第94話
時は流れ、冬休み最終日。
今日は東條家と植村家による緊急会議が執り行われ、親と子で分かれて対面する形になった。
何故こんなことになったのかは、先日の一件だ。
「……本当にお前達二人だけで一緒に住むのか?」
「俺は卒業後のつもりなんですけど、奏がどうしてもと」
「君には聞いてない。今は奏と話しているんだ」
……やはり現役社長なだけあって、凄い威圧感が出ていて簡単に一蹴される。
でも奏は、全く怯まない。
「……うん。てると一緒に住みたい」
奏とおじさんによる睨み合いによって、場の緊張感が高まり俺の心臓は今まで経験したこと無いぐらい激しく動いている。

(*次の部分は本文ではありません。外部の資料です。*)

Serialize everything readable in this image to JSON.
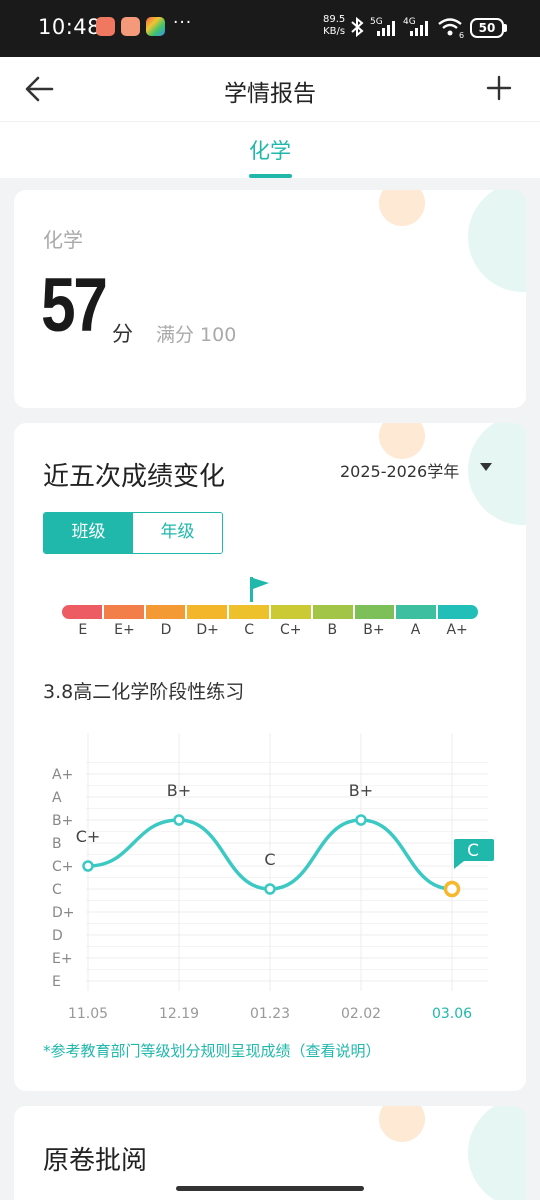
{
  "status_bar": {
    "time": "10:48",
    "more": "···",
    "net_speed_value": "89.5",
    "net_speed_unit": "KB/s",
    "signal_5g": "5G",
    "signal_4g": "4G",
    "wifi_num": "6",
    "battery": "50"
  },
  "header": {
    "title": "学情报告"
  },
  "tabs": {
    "active_label": "化学"
  },
  "score_card": {
    "subject": "化学",
    "score": "57",
    "unit": "分",
    "full_score": "满分 100"
  },
  "trend": {
    "title": "近五次成绩变化",
    "year": "2025-2026学年",
    "segments": [
      "班级",
      "年级"
    ],
    "grade_scale": [
      "E",
      "E+",
      "D",
      "D+",
      "C",
      "C+",
      "B",
      "B+",
      "A",
      "A+"
    ],
    "current_grade_index": 4,
    "exam_name": "3.8高二化学阶段性练习",
    "footnote": "*参考教育部门等级划分规则呈现成绩（查看说明）"
  },
  "colors": {
    "accent": "#1fb8ab",
    "line": "#3cc9c3",
    "highlight_point": "#f5b82e",
    "grade_gradient": [
      "#ee5c63",
      "#f27e4a",
      "#f39a34",
      "#f3b62a",
      "#ecc12b",
      "#cbc934",
      "#a2c447",
      "#7dc05a",
      "#3ebfa0",
      "#22bfb8"
    ]
  },
  "chart_data": {
    "type": "line",
    "y_categories": [
      "E",
      "E+",
      "D",
      "D+",
      "C",
      "C+",
      "B",
      "B+",
      "A",
      "A+"
    ],
    "x": [
      "11.05",
      "12.19",
      "01.23",
      "02.02",
      "03.06"
    ],
    "values": [
      "C+",
      "B+",
      "C",
      "B+",
      "C"
    ],
    "point_labels": [
      "C+",
      "B+",
      "C",
      "B+",
      "C"
    ],
    "highlight_index": 4,
    "grid": true
  },
  "review": {
    "title": "原卷批阅"
  }
}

だけど、その緊張感をぶち壊したのは呑気にお茶を啜っていたおばさんだった。
「……別に良いじゃない。何意地張ってるのよ?みっともない」
「一度やってみたかっただけなんだから良いじゃないか。あの輝彦君が奏と一緒に暮らすんだぞ?」
その言葉を聞いた奏は顔を真っ赤にして、顔を俯かせた。
「……なんかごめんなさいね?」
「いやー面目ないね。さっきも言ったけど、娘が出来た時から一度やってみたいなぁって思ってたんだよ」
なんだこの茶番は……。
「……父さん、知ってたの?」
「まあ、な……昔からこういう奴だって事は」
「ふふっ……楽しかったわぁ」
母さんは能天気というかなんというか……はぁ。
「……最初からこんな会議要らねえじゃん」
「わっはっはっ!奏の事、宜しく頼むよ!輝彦君!」
そのまま俺達子供は残され、両家の両親はこの場を去った。
「……まあ、認めて貰えて良かったね?」
「蒼衣は知ってたのか?この結果になること」
「私が知ってる訳無いじゃん!ここに居る誰よりも一番驚いてたもん!!」
てことは……奏も?
「……知らない。断られるって思ってたから」
子供達だけが知らないってどういうことだよ全く……。
☆
その日の夕方、当分の間は植村家で奏と一緒に生活することになった。
「……認めて貰えたのは良いけど、なんか呆気なかったな」
「うん……喧嘩するかなって、思ってた」
「でも、ちゃんとするのは卒業後」
流石にまだ高校生で同棲はまずいから、奏にそう言い聞かせようとするがやっぱり嫌がった。
栗鼠のように頬を膨らまして可愛く睨む。
「むう!」
「可愛く言っても駄目なものは駄目なの、まだ部屋すら決まってないのに」
「……むう」
「その前にちゃんと大学合格しないと、だけどな」
まだ納得いってないのか、表情は変えず腕に絡み付く。
「……今日も甘えん坊モードか?いや、お拗ねモード?」
ふざけ気味に聞いてみたら、軽く睨まれてプイッと反対側を見た。
腕に絡み付いたまま。
「ごめんてば」
「……意地悪しないで」
今度は涙目上目遣いで訴えてきて、俺は奏を抱き締めた。
「て、てる……?」
「本当、可愛すぎんだろ……お前」
「か、かわ……っ!」
まっすぐ好意的に伝えられるのは慣れてないらしい。
もう半年は経ってるのに、まあ俺も人の事は言えないけれども。
「……絶対に合格しような」
「う、うん……」
明日からはいよいよ三学期。
まずは目の前の受験を無事に終えないと何も始まらないしな。